Tâ-Hâ Suresi 106. Ayet Meali, Arapça Yazılışı, Anlamı ve Tefsiri

Tâ-Hâ Suresi 106. ayeti ne anlatıyor? Tâ-Hâ Suresi 106. ayetinin meali, Arapçası, anlamı ve tefsiri...

Tâ-Hâ Suresi 106. Ayetinin Arapçası:

فَيَذَرُهَا قَاعًا صَفْصَفًاۙ

Tâ-Hâ Suresi 106. Ayetinin Meali (Anlamı):

“Böylece yerlerini dümdüz, bomboş bir halde bırakacak.”

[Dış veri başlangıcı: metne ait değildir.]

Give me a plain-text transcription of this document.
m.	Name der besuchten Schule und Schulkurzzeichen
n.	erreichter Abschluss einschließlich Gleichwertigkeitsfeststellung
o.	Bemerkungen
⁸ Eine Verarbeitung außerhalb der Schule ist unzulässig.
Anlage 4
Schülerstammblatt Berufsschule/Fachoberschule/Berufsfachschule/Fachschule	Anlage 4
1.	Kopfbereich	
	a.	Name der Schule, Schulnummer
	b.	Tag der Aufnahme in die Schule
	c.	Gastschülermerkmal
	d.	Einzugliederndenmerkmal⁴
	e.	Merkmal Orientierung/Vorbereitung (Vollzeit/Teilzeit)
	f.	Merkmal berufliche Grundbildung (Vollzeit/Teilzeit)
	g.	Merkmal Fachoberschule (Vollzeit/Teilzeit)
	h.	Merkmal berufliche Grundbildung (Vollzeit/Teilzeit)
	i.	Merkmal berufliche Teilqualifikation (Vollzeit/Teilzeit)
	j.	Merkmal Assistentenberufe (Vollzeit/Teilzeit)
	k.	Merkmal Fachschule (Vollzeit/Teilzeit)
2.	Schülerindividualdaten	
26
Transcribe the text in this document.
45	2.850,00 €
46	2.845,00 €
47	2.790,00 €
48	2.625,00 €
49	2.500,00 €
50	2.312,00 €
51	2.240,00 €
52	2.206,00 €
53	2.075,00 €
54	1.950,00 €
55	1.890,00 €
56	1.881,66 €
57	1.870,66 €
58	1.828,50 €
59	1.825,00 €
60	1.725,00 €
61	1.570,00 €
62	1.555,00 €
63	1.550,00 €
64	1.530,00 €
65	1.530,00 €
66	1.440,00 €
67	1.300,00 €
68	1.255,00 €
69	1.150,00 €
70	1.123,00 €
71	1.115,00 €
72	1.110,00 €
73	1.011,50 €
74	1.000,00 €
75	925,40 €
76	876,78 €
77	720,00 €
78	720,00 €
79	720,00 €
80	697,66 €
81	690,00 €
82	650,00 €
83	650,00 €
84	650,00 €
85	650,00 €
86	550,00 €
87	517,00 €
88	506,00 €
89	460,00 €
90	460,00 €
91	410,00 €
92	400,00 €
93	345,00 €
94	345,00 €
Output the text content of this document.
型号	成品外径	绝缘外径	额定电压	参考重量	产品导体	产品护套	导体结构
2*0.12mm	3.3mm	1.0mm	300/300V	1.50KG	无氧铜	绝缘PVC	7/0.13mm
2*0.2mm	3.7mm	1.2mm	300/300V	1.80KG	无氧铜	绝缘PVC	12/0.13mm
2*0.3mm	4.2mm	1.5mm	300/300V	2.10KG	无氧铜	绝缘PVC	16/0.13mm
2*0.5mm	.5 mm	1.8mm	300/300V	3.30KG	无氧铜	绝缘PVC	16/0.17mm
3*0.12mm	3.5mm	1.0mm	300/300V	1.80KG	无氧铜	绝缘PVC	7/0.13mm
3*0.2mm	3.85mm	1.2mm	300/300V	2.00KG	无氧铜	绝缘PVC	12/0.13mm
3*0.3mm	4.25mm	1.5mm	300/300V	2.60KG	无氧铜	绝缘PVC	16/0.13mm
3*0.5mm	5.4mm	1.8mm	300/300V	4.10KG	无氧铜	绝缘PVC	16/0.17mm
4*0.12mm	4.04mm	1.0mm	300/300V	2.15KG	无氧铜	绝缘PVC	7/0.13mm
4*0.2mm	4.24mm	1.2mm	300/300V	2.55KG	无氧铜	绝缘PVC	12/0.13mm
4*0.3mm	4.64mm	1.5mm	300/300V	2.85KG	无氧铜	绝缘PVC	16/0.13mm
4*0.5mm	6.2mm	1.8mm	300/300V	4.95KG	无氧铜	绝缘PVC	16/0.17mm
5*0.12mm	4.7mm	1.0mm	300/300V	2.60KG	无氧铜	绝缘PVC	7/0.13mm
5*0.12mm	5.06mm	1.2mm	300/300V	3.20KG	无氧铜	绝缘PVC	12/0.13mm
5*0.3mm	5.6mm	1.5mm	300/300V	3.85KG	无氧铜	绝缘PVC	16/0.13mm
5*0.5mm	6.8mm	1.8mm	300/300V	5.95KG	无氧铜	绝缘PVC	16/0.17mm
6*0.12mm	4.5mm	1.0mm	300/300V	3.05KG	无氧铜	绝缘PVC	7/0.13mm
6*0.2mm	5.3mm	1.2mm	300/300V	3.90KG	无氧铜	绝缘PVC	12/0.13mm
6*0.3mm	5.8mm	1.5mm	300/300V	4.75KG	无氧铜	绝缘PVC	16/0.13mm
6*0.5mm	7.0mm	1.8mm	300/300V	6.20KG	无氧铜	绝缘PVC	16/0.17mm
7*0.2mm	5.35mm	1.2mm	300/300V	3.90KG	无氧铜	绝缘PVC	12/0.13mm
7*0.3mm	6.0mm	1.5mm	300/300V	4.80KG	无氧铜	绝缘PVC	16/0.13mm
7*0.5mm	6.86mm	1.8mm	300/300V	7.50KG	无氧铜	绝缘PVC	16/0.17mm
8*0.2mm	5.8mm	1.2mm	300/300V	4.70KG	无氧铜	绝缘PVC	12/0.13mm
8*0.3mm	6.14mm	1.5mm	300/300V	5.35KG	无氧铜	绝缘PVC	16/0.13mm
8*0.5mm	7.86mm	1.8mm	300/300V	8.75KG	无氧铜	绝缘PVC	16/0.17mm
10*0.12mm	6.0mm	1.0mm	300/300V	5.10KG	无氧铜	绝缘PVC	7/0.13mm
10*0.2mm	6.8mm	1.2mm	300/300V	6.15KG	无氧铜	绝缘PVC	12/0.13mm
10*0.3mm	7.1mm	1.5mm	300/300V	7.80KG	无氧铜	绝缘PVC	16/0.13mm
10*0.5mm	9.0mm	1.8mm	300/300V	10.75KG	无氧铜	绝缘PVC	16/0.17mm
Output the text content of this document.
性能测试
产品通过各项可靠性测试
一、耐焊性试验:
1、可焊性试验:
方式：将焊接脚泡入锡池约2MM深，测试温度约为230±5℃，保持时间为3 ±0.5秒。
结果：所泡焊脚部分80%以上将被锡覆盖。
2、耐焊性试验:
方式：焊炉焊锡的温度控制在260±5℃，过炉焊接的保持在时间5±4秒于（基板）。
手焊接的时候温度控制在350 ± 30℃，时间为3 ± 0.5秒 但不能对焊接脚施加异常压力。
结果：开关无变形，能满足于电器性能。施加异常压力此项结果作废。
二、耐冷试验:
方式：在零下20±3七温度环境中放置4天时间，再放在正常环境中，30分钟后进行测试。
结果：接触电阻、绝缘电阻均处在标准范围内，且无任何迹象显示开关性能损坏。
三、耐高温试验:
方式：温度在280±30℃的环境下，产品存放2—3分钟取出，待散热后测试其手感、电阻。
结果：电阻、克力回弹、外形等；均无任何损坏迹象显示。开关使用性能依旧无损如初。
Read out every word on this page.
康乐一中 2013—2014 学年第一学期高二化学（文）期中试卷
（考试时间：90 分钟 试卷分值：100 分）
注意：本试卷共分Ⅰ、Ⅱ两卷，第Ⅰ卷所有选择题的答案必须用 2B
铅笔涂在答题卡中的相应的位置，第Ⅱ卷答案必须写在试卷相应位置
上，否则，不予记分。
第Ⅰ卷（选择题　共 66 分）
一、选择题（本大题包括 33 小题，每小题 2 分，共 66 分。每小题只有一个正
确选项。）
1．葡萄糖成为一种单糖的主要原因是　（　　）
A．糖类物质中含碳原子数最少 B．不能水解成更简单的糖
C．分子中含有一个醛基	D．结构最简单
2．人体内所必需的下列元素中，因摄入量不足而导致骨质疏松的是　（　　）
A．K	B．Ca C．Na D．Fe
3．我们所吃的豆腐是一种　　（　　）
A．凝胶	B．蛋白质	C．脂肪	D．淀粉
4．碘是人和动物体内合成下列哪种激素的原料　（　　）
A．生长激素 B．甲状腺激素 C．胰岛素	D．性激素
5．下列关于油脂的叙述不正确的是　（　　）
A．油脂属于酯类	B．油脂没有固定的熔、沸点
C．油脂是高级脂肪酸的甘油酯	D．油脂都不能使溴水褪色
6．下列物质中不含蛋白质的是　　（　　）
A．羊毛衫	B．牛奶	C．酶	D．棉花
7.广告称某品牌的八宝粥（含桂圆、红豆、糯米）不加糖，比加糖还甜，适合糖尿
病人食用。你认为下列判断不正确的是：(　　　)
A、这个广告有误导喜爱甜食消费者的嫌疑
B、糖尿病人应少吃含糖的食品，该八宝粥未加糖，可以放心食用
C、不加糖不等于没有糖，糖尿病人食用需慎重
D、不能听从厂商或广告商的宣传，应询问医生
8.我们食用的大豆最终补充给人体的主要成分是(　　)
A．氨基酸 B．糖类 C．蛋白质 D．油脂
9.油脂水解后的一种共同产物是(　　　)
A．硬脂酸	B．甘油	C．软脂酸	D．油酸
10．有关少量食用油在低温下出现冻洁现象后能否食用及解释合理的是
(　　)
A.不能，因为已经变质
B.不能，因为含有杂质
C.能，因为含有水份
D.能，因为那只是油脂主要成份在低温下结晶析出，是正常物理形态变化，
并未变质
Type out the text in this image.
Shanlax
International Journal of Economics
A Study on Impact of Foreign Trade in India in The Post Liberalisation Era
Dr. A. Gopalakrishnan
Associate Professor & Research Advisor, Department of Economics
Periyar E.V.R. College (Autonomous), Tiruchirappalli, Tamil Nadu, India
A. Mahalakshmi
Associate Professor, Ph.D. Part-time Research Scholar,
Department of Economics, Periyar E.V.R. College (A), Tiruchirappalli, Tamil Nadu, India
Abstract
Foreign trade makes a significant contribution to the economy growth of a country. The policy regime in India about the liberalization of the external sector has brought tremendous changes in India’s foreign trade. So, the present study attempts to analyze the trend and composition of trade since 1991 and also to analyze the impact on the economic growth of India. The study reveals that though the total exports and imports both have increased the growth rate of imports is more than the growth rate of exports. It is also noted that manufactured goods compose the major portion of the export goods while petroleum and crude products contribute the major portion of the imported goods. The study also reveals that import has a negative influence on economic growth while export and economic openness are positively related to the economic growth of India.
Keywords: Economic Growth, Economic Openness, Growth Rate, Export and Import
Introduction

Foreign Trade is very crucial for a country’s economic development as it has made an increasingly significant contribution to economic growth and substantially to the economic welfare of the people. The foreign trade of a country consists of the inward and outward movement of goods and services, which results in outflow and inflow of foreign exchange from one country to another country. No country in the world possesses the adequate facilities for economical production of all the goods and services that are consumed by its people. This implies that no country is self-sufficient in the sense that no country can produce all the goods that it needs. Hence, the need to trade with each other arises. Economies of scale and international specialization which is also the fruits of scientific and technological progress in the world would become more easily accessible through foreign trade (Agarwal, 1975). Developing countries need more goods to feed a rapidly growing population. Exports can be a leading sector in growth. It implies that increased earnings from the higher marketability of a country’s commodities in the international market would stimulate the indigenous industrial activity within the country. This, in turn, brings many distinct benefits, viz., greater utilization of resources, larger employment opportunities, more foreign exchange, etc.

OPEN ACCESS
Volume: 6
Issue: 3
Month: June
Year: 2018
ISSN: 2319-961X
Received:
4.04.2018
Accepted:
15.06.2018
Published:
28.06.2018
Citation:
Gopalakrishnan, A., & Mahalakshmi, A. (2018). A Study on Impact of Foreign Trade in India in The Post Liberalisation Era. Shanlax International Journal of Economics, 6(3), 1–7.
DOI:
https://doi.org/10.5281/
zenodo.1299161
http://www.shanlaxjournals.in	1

Tâ-Hâ Suresi 106. Ayetinin Tefsiri:

Münkirlerin, Resûlullah (s.a.s.)’e: “Sen dünyanın fenâ bulacağını iddia ediyorsun. Bu dediğin doğru olsaydı, onun yok olmaya yüz tutması için bir taraflarından eksilmeye başlaması gerekirdi. Fakat biz dünyada böyle bir noksanlaşma göremiyoruz. Dağları oldukları gibi yerinde görüyoruz. Kıyâmet kopacaksa bu kocaman dağlar ne olacak, nereye gidecek?” şeklindeki itirazlarına cevap olarak  bu âyetler inmiştir. (bk. Fahreddin er-Râzî, Mefâtîhu’l-gayb, XXII, 101)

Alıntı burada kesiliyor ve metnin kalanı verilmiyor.